Levin, mali denetimlerin "2001-2007 arasında HSBC iştiraklerinin HBUS (Bankanın ABD kolu) ve ABD'de açılan diğer mevduatlar üzerinden İran ile bağlantılı 25 bin işlem yaptığını söyledi. Levin 19 milyar tutarlı bu işlemlerin yüzde 85'inde İran bağlantısının gizlendiğini kaydetti.
Soruşturma raporuna göre HSBC Meksika ve Rusya gibi para aklama faaliyetleri konusunda risk taşıyan ülkelerden de 2006-2009 arasında 15 milyar dolar nakit girişi kabul etti ancak bu işlemleri denetime tabi tutmadı.
Bir yıl süren soruşturma kapsamında 1,4 milyon adet belge incelendi, HSBC ve denetleyici kurumdan 75 yetkili ile görüşüldü.
Rapor HSBC'nin para aklama konusunda Meksika yetkililerince uyarıldığını da gösterdi.
Eleştirilerin büyük bölümü HSBC'nin 'hamiline hisse' hesaplarından kaynaklanıyor.
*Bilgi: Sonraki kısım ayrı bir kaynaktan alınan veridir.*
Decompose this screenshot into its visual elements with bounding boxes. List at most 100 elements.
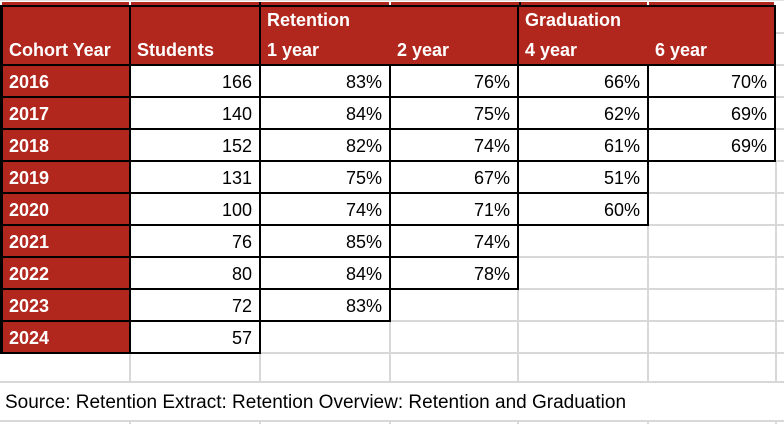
grid-line [0,420,784,422]
cell-graduation-4yr[interactable]: 62% [519,98,647,130]
grid-line [129,2,131,5]
grid-line [776,64,784,66]
cell-graduation-6yr[interactable]: 70% [649,66,774,98]
table-row: 2023 72 83% [0,290,784,322]
cell-students[interactable]: 72 [131,290,259,322]
header-cell-retention-group[interactable]: Retention [267,9,350,30]
cell-graduation-4yr[interactable]: 66% [519,66,647,98]
cell-graduation-6yr[interactable] [649,258,774,290]
source-note-cell[interactable]: Source: Retention Extract: Retention Ove… [0,383,784,422]
cell-students[interactable]: 166 [131,66,259,98]
header-cell-retention-2yr[interactable]: 2 year [397,40,450,60]
border-line [0,5,776,7]
cell-retention-1yr[interactable]: 83% [261,290,389,322]
cell-students[interactable]: 140 [131,98,259,130]
cell-cohort-year[interactable]: 2019 [3,162,129,194]
cell-graduation-6yr[interactable] [649,162,774,194]
cell-cohort-year[interactable]: 2024 [3,322,129,354]
grid-line [518,256,784,258]
cell-cohort-year[interactable]: 2017 [3,98,129,130]
grid-line [260,352,784,354]
header-cell-retention-1yr[interactable]: 1 year [267,40,320,60]
row-above-sliver [0,0,784,1]
cell-retention-2yr[interactable]: 74% [391,130,517,162]
cell-students[interactable]: 80 [131,258,259,290]
empty-row [0,354,784,381]
cell-cohort-year[interactable]: 2021 [3,226,129,258]
cell-cohort-year[interactable]: 2020 [3,194,129,226]
cell-cohort-year[interactable]: 2023 [3,290,129,322]
cell-graduation-6yr[interactable] [649,194,774,226]
border-line [259,7,261,354]
table-row: 2018 152 82% 74% 61% 69% [0,130,784,162]
cell-retention-1yr[interactable]: 75% [261,162,389,194]
cell-students[interactable]: 131 [131,162,259,194]
cell-students[interactable]: 152 [131,130,259,162]
cell-retention-1yr[interactable]: 84% [261,258,389,290]
header-cell-cohort-year[interactable]: Cohort Year [9,40,111,60]
header-cell-graduation-group[interactable]: Graduation [525,9,622,30]
cell-retention-2yr[interactable]: 76% [391,66,517,98]
cell-graduation-4yr[interactable]: 60% [519,194,647,226]
grid-line [389,322,391,381]
cell-retention-1yr[interactable]: 85% [261,226,389,258]
cell-cohort-year[interactable]: 2022 [3,258,129,290]
cell-students[interactable]: 100 [131,194,259,226]
cell-graduation-6yr[interactable] [649,226,774,258]
table-row: 2020 100 74% 71% 60% [0,194,784,226]
grid-line [259,421,261,424]
cell-retention-2yr[interactable]: 67% [391,162,517,194]
grid-line [647,226,649,381]
border-line [647,64,649,226]
border-line [0,128,776,130]
border-line [0,64,776,66]
header-cell-graduation-4yr[interactable]: 4 year [525,40,578,60]
table-row: 2021 76 85% 74% [0,226,784,258]
grid-line [518,288,784,290]
cell-retention-1yr[interactable]: 84% [261,98,389,130]
cell-graduation-4yr[interactable] [519,290,647,322]
cell-graduation-4yr[interactable]: 51% [519,162,647,194]
grid-line [0,381,784,383]
cell-graduation-6yr[interactable] [649,322,774,354]
border-line [774,5,776,162]
grid-line [389,2,391,5]
cell-retention-2yr[interactable]: 71% [391,194,517,226]
border-line [0,96,776,98]
cell-graduation-6yr[interactable]: 69% [649,130,774,162]
cell-retention-1yr[interactable] [261,322,389,354]
cell-graduation-4yr[interactable] [519,226,647,258]
cell-retention-1yr[interactable]: 82% [261,130,389,162]
border-line [517,7,519,290]
grid-line [776,160,784,162]
cell-retention-1yr[interactable]: 74% [261,194,389,226]
cell-students[interactable]: 57 [131,322,259,354]
cell-retention-1yr[interactable]: 83% [261,66,389,98]
cell-retention-2yr[interactable]: 75% [391,98,517,130]
cell-cohort-year[interactable]: 2018 [3,130,129,162]
cell-graduation-6yr[interactable] [649,290,774,322]
table-header-block [3,7,774,64]
grid-line [517,290,519,381]
cell-students[interactable]: 76 [131,226,259,258]
cell-retention-2yr[interactable] [391,322,517,354]
cell-graduation-4yr[interactable] [519,322,647,354]
grid-line [647,421,649,424]
header-cell-graduation-6yr[interactable]: 6 year [655,40,708,60]
cell-graduation-4yr[interactable]: 61% [519,130,647,162]
cell-retention-2yr[interactable]: 78% [391,258,517,290]
table-row: 2022 80 84% 78% [0,258,784,290]
table-row: 2024 57 [0,322,784,354]
header-cell-students[interactable]: Students [137,40,215,60]
grid-line [129,421,131,424]
table-row: 2019 131 75% 67% 51% [0,162,784,194]
grid-line [776,96,784,98]
cell-graduation-6yr[interactable]: 69% [649,98,774,130]
table-row: 2016 166 83% 76% 66% 70% [0,66,784,98]
border-line [0,192,648,194]
cell-graduation-4yr[interactable] [519,258,647,290]
cell-retention-2yr[interactable]: 74% [391,226,517,258]
cell-retention-2yr[interactable] [391,290,517,322]
cell-cohort-year[interactable]: 2016 [3,66,129,98]
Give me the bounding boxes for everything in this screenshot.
Bu hesaplarda tutulan hisseler ve getirileri bir kişiden ötekine gizlice aktarılabiliyor.
HSBC'nin ABD kolu HBUS hamiline hisselerle iş yapan şirketlere 2,550 kadar hesap açmış. Bu şirketlerin çoğu Virgin Adaları gibi vergi cennetlerine kayıtlı görünüyor.
Bu faaliyetler ABD Adalet Bakanlığı tarafından da ayrıca soruşturuluyor.
Gelişmeler ardından HSBC hisseleri Londra borsasında yüzde 1,7 değer kaybetti. Gözlemciler bankanın yüklü cezalarla karşı karşıya kalabileceğini, asıl tehdidin ise regülasyona ilişkin siyasi değişim taleplerinden gelebileceğini söylüyor.
BBC ekonomi muhabirlerinden Michelle Fleury, soruşturmanın bankaların itibarının zaten sarsıldığı bir döneme rastladığına dikkat çekiyor.
"Bankalararası borçlanma oranlarında manipülasyona odaklanan Libor skandalı zaten güven telkin etmiyordu ve Kongre tarafından da incelemeye alınmıştı. Dünyanın en büyük bankalarından birinin şiddete karışan suç örgütlerine yardım ettiği fikri ise, banka ve bankacılar üzerine daha da karanlık bir gölge düşürüyor" diyor.
Daha önce 2010 yılında Wachovia bankası, ABD Adalet Bakanlığı'nın Meksika'daki işlemleriyle ilgili bir soruşturması sonunda 160 milyon dolar tazminat ödemeyi kabul etmişti.
Geçen ay da ING, Küba ve İran'ı hedef alan ABD yatırımlarının delindiği gerekçesiyle 619 milyon dolarlık bir sulh çözümüne varmıştı.